Now, traditionally, there have always been only a handful of “specable” shows every year. But it seems to me that since this spec no longer needs to be something universally-acceptable that you can submit *everywhere*, since it will, it appears, probably be used only as part of this one application, perhaps we should consider throwing the doors open a little wider as we contemplate what to send to Disney.
If you’d rather write a Battlestar or a Friday Night Lights than a House, a How I Met Your Mother or a 30 Rock than a The Office, maybe it’s okay to pick something a little more off-the-beaten-track, or a little newer, like that. You’re taking the chance that the person who reads your script knows the show, so keep that in mind, but you are going to do your very best writing if it’s a show you’re passionate about. Remember that it has to be primetime, so don’t throw yourself into an “Aqua Teen Hunger Force” spec, but it might be worth taking a searching look at the primetime network and cable schedules and picking something that you think you can really cut loose and excel at even it’s not the same thing everyone else is doing.
And remember, you can only be as good as the show, so don’t aim low in the belief that you’ll impress readers by elevating a mediocre show.
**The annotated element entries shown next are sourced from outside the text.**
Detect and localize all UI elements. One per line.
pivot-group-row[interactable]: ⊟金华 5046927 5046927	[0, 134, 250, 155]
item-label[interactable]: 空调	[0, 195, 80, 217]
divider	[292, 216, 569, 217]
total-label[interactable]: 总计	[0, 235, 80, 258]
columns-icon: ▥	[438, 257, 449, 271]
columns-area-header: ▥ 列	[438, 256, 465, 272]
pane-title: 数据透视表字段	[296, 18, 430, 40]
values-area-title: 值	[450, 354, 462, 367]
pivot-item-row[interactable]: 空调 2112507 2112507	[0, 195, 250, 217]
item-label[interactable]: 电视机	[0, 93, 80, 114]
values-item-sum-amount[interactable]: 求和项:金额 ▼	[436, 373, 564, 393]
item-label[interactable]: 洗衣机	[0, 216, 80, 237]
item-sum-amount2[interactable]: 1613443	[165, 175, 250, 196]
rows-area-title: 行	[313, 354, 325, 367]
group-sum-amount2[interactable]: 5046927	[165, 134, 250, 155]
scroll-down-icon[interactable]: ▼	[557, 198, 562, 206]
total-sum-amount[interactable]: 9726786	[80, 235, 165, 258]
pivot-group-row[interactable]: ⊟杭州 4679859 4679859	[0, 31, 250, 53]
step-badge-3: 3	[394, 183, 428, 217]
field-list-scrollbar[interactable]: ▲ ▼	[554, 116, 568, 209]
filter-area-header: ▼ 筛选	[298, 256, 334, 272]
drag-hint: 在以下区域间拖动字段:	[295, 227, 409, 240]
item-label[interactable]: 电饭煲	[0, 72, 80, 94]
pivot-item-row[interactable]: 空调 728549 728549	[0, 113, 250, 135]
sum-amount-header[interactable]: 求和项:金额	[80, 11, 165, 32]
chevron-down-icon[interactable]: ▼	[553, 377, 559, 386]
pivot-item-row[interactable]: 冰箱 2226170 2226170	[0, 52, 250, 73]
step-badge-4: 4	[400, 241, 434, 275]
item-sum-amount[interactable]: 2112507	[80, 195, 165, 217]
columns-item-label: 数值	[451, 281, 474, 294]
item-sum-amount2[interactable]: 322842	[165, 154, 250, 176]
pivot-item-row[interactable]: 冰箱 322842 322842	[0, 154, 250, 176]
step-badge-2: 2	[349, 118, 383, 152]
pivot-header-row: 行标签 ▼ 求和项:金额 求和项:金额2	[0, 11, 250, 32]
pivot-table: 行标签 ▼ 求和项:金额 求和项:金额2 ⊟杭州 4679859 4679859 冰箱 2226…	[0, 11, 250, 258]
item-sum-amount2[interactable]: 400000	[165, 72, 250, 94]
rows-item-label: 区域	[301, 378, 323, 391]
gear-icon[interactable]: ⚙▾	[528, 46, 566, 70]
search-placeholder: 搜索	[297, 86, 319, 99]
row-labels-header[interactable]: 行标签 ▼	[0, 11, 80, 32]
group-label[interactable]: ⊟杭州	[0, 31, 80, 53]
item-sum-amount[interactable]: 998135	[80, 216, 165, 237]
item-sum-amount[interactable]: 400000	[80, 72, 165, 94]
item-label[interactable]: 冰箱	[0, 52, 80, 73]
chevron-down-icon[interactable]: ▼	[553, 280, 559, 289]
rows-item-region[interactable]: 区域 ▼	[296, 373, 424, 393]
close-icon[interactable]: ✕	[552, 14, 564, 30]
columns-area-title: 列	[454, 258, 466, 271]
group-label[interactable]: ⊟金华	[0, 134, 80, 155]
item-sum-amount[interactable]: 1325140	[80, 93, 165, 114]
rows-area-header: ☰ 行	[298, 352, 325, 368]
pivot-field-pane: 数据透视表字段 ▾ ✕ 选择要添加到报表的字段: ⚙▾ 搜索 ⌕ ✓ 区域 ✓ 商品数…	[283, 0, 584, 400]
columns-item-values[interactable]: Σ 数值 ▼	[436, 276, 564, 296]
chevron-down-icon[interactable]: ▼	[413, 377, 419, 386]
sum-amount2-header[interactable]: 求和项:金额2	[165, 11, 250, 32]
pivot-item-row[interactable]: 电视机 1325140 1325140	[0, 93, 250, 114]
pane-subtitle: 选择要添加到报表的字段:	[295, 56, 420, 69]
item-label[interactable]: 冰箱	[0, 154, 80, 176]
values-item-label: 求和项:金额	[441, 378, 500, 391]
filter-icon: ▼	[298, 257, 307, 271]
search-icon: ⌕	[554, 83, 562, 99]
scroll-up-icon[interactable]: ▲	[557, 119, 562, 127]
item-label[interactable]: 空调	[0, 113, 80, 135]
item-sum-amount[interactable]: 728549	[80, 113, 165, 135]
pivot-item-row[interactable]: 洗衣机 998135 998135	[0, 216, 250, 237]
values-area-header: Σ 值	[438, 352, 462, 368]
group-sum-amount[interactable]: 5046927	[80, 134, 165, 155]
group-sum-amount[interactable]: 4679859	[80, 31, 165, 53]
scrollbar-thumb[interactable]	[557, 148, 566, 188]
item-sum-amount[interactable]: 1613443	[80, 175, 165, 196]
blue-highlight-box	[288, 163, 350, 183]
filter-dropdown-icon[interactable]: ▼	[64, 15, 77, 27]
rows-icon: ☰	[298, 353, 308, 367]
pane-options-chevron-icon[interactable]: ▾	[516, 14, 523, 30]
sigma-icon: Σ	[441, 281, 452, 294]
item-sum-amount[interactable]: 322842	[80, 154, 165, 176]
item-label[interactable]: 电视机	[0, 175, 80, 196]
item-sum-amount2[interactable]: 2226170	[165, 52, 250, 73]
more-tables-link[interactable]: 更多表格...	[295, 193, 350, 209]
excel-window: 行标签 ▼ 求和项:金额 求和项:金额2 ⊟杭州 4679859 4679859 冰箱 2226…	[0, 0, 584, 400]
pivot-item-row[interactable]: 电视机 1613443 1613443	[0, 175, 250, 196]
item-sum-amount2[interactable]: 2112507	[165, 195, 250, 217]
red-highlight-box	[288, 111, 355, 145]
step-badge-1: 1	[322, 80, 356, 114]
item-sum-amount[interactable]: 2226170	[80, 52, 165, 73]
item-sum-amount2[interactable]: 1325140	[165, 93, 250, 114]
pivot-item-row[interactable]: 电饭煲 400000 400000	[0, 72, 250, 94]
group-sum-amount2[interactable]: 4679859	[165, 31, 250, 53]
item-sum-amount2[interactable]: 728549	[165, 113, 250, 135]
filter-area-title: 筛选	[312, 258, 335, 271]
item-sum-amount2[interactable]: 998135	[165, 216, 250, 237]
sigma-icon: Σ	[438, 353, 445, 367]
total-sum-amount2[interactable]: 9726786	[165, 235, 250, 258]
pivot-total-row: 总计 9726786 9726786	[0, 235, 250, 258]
Impress them instead by capturing an excellent show.
Lunch: spicy hot wings with many many napkins
-
May 17th, 2007On Writing, Spec ScriptsThere are some shows that have two distinct types of episodes. Usually the distinction is between “arc” episodes and “stand-alones.” I imagine you already know the difference — one concentrates on developing the ongoing storyline of the season or series, and the other presents a complete story through to a conclusion that doesn’t progress the overall arc. “The X-Files” was a show that had a very clear division between the two types of episodes.
Some episodes have elements of both types: maybe a stand-alone B-story paired with an arc-driven A-story, or maybe an episode that appears to stand alone but that turns out to have a surprising impact on the season arc in its last scene.
Your spec script, even if it is for a show that is predominately arc-driven, will need to have at least some stand-alone elements. In fact, it should probably have as many stand-alone elements as you can get away with. So when you’re looking at produced scripts, using them to try to put together a template for the structure of your spec, try to use stand-alone episodes as your examples as much as possible. If you’re purchasing your scripts and can only afford a few, make them the most highly regarded episodes plus the stand-alone episodes.
Don’t think that stand-alone episodes are somehow less satisfying than arc-driven ones. There can be a temptation to dismiss stand-alones as “skipable” or as easily-resolved-crises-of-the-week, but it doesn’t have to be that way. A stand-alone might not push the storyline, but it can totally push character development. And character development TOTALLY trumps storyline.
Lunch: egg foo yung at the Universal Cafeteria. Very omelet-like.